Der Großherzog war stolz auf sein Ilmathen und liebte seine Künstler; er war nachsichtig gegen ihre tollen Streiche, über die sich seine biederen Untertanen entsetzten. Der Direktor erzählte, daß er ihn bei einer Audienz gefragt habe: »Nun, was machen meine jungen Künstler? Sie haben lange keine Laternen eingeschlagen; sollen es nur tun, sollen es nur tun.«
Die aufbrausende stürmische Lebendigkeit der Künstler war ein lauter Protest gegen die lahme, einschläfernde Spießbürgerlichkeit der Kleinstädter, die sich hier noch dazu in
einer echt sächsischen Klatschhaftigkeit äußerte. Wie konnte es Goethe hier fast sein ganzes Leben lang aushalten, fragte man sich da und verstand seine Flucht nach Italien, die vielleicht nicht allein von der Frau von Stein veranlaßt war. Als er von Rom zurückkam, wo er fast ausschließlich mit freien deutschen Künstlern verkehrt hatte, war er gefeit, unempfindlich geworden und konnte nun ruhiger leben. Als die Weimarer von seiner Künstlerliebe zu Christiane hörten, sagten sie: Er ist in Rom verdorben; dort ist er in schlechte Gesellschaft geraten.
Hier im schönen Ilmtal hat sich die kleine, tüchtige Landschafterschule Weimars gebildet: Theodor Hagen, Buchholz, v. Gleichen-Rußwurm und vor allem Christian Rohlfs, ein geborener Kolorist, der sich später unter dem Einfluß von Claude Monet zu einer der interessantesten Erscheinungen der heutigen deutschen Malerei entwickelt hat.

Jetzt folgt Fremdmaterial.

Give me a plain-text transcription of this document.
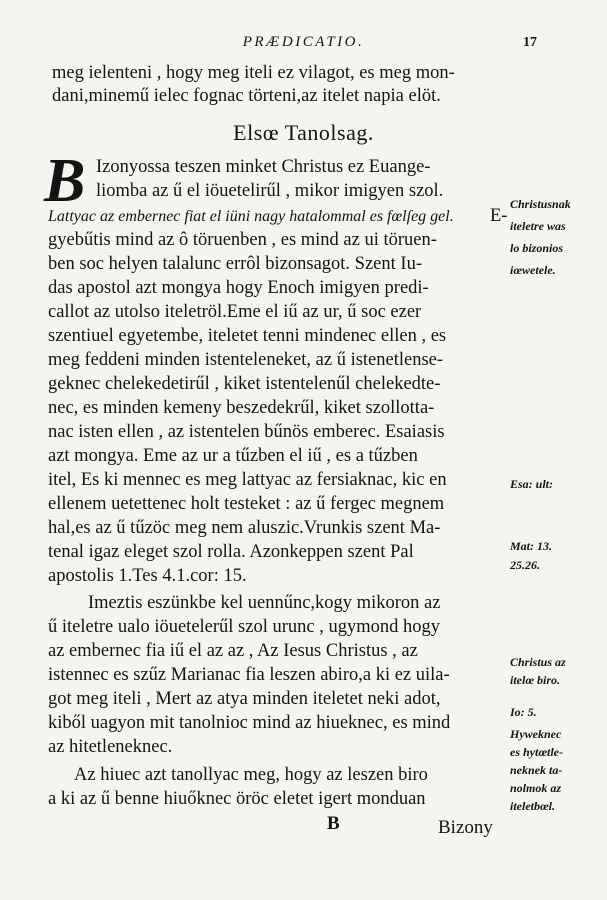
PRÆDICATIO.	17
meg ielenteni , hogy meg iteli ez vilagot, es meg mon-
dani,minemű ielec fognac törteni,az itelet napia elöt.
Elsœ Tanolsag.
B Izonyossa teszen minket Christus ez Euange-
liomba az ű el iöuetelirűl , mikor imigyen szol.
Lattyac az embernec fiat el iüni nagy hatalommal es fœlſeg gel. E-
gyebűtis mind az ô töruenben , es mind az ui töruen-
ben soc helyen talalunc errôl bizonsagot. Szent Iu-
das apostol azt mongya hogy Enoch imigyen predi-
callot az utolso iteletröl.Eme el iű az ur, ű soc ezer
szentiuel egyetembe, iteletet tenni mindenec ellen , es
meg feddeni minden istenteleneket, az ű istenetlense-
geknec chelekedetirűl , kiket istentelenűl chelekedte-
nec, es minden kemeny beszedekrűl, kiket szollotta-
nac isten ellen , az istentelen bűnös emberec. Esaiasis
azt mongya. Eme az ur a tűzben el iű , es a tűzben
itel, Es ki mennec es meg lattyac az fersiaknac, kic en
ellenem uetettenec holt testeket : az ű fergec megnem
hal,es az ű tűzöc meg nem aluszic.Vrunkis szent Ma-
tenal igaz eleget szol rolla. Azonkeppen szent Pal
apostolis 1.Tes 4.1.cor: 15.
Imeztis eszünkbe kel uennűnc,kogy mikoron az
ű iteletre ualo iöuetelerűl szol urunc , ugymond hogy
az embernec fia iű el az az , Az Iesus Christus , az
istennec es szűz Marianac fia leszen abiro,a ki ez uila-
got meg iteli , Mert az atya minden iteletet neki adot,
kiből uagyon mit tanolnioc mind az hiueknec, es mind
az hitetleneknec.
Az hiuec azt tanollyac meg, hogy az leszen biro
a ki az ű benne hiuőknec öröc eletet igert monduan
B	Bizony
Christusnak
iteletre was
lo bizonios
iœwetele.
Esa: ult:
Mat: 13.
25.26.
Christus az
itelœ biro.
Io: 5.
Hyweknec
es hytœtle-
neknek ta-
nolmok az
iteletbœl.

Rohlfs mußte jahrzehntelang ein elendes Leben führen, das Hungerdasein des verkannten Künstlers; man ließ ihn ruhig im Krankenhaus von Weimar am Hungertyphus liegen, vor seinem sichern Untergang rettete ihn nur seine angeerbte eiserne holsteinische Bauernnatur.
Erst sehr spät kam er zur Anerkennung und konnte sich an seinem Ruhme sonnen. Im Alter von siebzig Jahren malte er noch frisch wie ein Junger und stampfte auf seinem Holzbein in die Landschaft hinaus.